Relatório da CIDH sobre caso da defensora de direitos humanos Margarida Maria Alves depois de 38 anos do seu assassinato abre um caminho de esperança para o caso Gabriel Pimenta
Em 26 de abril de 2021, a Comissão Interamericana de Direitos Humanos publicou o Relatório de Mérito 31/19 sobre o caso Margarida Maria Alves e familiares vs. Brasil no qual concluiu que o Estado brasileiro é responsável pela violação dos direitos à vida e integridade pessoal, à justiça, à livre associação, às garantias judiciais e à proteção judicial, em prejuízo de Margarida Maria Alves, bem como de seus familiares.
Margarida Maria Alves, que ocupava o cargo de Presidente do Sindicato dos Trabalhadores Rurais de Alagoa Grande, no Estado da Paraíba, Brasil, foi assassinada em 12 de agosto de 1983 com vários disparos de arma de fogo em seu rosto, presumivelmente pela sua participação na luta pelos direitos dos trabalhadores rurais da região.
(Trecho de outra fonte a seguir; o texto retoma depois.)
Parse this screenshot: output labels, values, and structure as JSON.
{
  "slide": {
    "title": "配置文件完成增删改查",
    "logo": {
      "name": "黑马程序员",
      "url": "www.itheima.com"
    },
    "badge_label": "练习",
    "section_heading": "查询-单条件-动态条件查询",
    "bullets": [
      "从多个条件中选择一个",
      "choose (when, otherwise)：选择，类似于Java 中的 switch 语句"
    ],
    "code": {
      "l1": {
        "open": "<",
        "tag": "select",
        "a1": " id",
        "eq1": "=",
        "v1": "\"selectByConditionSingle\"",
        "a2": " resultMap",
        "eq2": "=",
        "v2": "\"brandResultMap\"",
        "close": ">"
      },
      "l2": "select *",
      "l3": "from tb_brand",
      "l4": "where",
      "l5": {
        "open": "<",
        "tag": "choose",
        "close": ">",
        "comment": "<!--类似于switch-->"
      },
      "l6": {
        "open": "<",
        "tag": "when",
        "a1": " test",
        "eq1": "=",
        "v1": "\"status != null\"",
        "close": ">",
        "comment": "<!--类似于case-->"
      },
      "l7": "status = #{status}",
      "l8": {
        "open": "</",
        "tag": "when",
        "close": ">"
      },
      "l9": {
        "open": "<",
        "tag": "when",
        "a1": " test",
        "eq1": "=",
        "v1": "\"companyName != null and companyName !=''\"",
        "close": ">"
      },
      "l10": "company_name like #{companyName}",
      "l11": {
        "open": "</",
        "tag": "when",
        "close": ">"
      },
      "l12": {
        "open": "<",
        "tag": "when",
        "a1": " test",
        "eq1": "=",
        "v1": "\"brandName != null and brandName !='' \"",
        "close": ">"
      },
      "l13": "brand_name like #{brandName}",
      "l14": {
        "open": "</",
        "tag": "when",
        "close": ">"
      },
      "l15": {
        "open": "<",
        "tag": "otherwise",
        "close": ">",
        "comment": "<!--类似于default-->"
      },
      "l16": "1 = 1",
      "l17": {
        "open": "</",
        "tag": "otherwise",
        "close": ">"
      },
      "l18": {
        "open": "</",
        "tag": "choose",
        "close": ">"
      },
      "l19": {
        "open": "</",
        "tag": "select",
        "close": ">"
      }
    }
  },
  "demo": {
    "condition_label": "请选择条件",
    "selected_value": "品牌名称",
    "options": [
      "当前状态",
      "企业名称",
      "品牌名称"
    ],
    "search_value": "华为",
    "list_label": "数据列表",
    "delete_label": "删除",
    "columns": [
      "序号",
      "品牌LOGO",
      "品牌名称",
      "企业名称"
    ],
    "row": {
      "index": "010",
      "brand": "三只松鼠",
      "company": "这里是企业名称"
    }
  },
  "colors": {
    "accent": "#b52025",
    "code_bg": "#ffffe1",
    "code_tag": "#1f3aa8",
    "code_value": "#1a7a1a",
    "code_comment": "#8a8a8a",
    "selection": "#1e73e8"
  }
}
Margarida era uma defensora dos direitos humanos e seu trabalho era altamente reconhecido na região, tanto pelas autoridades federais como locais. Ainda que o crime tenha permanecido impune na justiça brasileira, como forma de homenagear a defensora e reconhecimento pelo seu trabalho, foram nomeadas 22 ruas e 4 assentamentos em todo o Brasil; e a cada ano, milhares de mulheres marcham juntas pela reivindicação dos direitos dos trabalhadores agrícolas na maior ação conjunta de mulheres trabalhadoras da América Latina, conhecida como “Marcha das Margaridas” em homenagem a reconhecida defensora e sindicalista.
Os defensores dos direitos humanos como Margarida Alves desempenham um papel essencial na proteção e promoção dos direitos humanos e das liberdades fundamentais, bem como promovem o respeito pela dignidade humana e enquanto lutam por sociedades plurais e igualitárias, fortalecem as instituições e a democracia. A Declaração sobre os Defensores dos Direitos Humanos, adotada há mais de duas décadas, define defensor ou defensora de direitos humanos como aquele ou aquela que, individual ou coletivamente, promove e busca “a proteção e realização dos direitos humanos e liberdades fundamentais a nível nacional e internacional”.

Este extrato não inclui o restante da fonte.